Essa limpeza só pode ser realizada com a desmontagem total das forrações, elevando o tempo e preço do serviço.
Entretanto, segundo Dias — que já recebeu em sua oficina aproximadamente dez carros das enchentes do Rio Grande do Sul —, mesmo fazendo um bom trabalho, é raro deixar o carro como antes.
"O carro nunca mais ficará igual ao que era. É impossível! A espuma dos bancos é grossa e cheia de camadas. Uma hora ou outra o cheiro de lama vai voltar. Soma-se a isso o fato de que existem locais que não tem como limpar por completo, como nos dutos de ar-condicionado ou nas dobradiças das portas."
De acordo com o reparador, todos os carros do Rio Grande do Sul que passaram por sua oficina tiveram a Perda Total decretada.
"Vamos usar um Jeep Compass como exemplo. Esse SUV tem cerca de sete a oito módulos e cada um custa, em média, R$ 8 mil, fora o custo das outras manutenções. É só fazer as contas que dá para perceber que não vale a pena recuperar o veículo", finalizou.
Quanto tempo demora a indenização?
Antonio Azevedo, vice-presidente da Alper, afirma que o período necessário para a indenização depende da rapidez com que o segurado reúne os documentos necessários.

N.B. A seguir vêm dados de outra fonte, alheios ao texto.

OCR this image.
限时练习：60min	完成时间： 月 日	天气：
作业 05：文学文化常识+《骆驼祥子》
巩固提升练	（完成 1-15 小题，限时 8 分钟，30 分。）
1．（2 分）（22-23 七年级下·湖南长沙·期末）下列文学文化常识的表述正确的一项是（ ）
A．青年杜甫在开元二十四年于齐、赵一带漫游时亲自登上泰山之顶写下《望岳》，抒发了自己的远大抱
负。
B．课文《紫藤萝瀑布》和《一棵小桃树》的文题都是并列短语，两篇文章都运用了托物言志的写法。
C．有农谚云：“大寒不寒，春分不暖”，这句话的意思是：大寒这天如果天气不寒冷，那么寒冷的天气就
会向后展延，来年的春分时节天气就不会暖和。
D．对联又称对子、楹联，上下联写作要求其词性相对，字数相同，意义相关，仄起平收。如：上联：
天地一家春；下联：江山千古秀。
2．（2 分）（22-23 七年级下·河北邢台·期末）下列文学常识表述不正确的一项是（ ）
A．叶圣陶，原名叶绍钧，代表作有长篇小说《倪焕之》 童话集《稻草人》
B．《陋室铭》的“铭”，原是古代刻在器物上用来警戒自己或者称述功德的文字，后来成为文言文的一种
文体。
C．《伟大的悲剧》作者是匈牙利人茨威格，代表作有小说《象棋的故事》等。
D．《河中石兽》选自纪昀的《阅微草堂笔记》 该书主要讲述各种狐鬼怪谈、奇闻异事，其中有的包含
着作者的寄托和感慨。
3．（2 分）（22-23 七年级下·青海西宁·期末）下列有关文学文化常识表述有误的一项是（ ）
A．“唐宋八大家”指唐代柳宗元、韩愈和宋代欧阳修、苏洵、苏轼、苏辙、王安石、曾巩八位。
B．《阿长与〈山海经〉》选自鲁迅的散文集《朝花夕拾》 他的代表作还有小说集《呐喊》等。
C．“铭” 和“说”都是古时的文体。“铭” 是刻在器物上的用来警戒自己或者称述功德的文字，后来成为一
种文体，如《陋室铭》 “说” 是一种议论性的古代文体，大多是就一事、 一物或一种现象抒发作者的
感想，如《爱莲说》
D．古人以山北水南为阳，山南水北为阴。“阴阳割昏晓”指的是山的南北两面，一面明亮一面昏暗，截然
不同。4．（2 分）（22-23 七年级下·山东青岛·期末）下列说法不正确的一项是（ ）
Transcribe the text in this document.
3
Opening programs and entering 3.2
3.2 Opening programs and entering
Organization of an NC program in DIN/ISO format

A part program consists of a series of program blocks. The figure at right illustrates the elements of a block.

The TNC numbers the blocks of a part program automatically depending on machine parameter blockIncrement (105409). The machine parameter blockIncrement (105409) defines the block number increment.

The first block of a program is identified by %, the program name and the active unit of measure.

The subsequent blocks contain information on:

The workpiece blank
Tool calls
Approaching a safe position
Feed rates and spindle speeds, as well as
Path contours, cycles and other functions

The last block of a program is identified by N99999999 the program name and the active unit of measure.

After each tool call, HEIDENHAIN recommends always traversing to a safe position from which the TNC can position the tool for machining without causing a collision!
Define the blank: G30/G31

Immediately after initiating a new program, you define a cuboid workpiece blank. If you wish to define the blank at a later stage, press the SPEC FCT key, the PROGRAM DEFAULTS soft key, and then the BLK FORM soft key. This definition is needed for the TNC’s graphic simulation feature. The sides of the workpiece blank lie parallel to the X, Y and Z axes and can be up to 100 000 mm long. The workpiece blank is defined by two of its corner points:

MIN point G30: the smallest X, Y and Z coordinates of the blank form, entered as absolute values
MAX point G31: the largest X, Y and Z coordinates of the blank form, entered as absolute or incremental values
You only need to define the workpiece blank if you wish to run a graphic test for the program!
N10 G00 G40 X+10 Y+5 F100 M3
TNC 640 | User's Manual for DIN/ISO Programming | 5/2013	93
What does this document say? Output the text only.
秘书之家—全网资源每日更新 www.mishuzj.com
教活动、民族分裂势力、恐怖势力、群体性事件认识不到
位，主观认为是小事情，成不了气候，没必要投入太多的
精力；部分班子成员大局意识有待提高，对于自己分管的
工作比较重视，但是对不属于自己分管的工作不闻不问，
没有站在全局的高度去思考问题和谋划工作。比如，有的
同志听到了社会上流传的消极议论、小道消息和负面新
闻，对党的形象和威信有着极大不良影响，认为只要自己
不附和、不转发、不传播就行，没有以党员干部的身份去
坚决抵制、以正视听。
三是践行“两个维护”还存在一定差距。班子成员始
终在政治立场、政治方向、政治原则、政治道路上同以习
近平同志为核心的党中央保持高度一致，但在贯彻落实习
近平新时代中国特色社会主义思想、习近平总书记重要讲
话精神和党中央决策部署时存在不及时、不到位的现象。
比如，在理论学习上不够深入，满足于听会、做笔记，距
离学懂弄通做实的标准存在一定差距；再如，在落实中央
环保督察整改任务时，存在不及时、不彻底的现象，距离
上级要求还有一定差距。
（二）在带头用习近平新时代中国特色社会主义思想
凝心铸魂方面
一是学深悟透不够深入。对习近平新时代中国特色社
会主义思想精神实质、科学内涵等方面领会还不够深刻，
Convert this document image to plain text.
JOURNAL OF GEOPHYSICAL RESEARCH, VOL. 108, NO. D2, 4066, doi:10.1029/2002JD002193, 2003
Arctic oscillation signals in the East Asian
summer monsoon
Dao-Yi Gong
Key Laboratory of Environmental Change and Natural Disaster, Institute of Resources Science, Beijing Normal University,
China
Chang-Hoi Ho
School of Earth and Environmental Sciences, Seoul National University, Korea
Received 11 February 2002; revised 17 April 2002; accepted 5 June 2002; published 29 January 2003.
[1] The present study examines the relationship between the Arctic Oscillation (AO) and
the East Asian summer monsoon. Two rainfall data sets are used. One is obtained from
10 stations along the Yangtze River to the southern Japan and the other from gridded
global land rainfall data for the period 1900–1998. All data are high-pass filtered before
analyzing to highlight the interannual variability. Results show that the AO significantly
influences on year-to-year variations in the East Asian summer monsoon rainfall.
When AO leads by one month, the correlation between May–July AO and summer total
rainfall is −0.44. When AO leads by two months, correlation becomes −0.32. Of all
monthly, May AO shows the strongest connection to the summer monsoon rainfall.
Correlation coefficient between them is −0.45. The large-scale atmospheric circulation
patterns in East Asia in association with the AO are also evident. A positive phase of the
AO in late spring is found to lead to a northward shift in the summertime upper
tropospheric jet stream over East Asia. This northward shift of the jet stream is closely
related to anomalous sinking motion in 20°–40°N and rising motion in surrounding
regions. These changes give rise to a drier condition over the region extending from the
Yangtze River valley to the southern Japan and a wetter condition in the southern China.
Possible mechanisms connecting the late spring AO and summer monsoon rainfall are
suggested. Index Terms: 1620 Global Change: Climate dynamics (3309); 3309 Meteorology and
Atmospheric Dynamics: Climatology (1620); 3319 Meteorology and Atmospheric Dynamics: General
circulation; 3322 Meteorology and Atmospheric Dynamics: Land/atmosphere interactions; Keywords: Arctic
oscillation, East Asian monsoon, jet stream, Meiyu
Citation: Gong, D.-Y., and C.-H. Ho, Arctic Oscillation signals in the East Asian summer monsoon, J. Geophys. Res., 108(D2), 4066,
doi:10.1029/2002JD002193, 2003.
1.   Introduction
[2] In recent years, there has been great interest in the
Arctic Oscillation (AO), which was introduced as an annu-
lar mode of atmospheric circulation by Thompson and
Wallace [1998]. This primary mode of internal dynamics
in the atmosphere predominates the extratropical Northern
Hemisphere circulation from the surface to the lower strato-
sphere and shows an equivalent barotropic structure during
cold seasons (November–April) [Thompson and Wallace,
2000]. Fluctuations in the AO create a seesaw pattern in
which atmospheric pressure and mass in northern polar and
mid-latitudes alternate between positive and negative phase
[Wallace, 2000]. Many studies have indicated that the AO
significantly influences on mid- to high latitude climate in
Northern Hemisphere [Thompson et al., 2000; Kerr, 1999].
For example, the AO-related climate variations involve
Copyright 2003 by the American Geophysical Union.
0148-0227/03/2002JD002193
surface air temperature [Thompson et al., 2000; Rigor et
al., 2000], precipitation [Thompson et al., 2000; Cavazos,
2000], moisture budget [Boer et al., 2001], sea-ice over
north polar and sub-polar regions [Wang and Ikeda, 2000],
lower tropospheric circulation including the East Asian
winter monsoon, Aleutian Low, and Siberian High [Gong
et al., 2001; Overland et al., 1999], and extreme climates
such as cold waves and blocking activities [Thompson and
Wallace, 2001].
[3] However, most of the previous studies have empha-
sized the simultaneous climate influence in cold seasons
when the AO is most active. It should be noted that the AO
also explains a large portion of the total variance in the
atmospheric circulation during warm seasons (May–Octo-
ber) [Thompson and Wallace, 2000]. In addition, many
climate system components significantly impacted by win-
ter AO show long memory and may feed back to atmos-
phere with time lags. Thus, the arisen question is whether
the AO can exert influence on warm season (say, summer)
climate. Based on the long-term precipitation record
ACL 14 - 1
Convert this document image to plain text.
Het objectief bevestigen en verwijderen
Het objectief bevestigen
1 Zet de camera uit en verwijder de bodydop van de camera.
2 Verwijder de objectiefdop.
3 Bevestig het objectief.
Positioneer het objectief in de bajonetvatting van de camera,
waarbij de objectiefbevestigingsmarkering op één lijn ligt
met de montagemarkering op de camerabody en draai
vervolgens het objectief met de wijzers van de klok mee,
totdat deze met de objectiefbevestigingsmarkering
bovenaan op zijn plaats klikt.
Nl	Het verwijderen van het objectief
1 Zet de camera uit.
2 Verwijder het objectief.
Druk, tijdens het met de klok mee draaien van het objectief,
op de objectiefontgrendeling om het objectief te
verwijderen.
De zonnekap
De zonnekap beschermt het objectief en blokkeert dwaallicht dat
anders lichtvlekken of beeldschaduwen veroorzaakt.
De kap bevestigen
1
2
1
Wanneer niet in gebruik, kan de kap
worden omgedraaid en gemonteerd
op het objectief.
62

Nos casos do Rio Grande do Sul, onde muitos perderam essas identificações, é preciso correr: a maioria das apólices exige que o sinistro seja aberto até 30 dias após a ocorrência.
O pagamento, por sua vez, costuma ser mais rápido: "Com prejuízo já apurado acima de 75% e documentação em ordem, o prazo é de até 15 dias para a indenização ser liberada", conclui.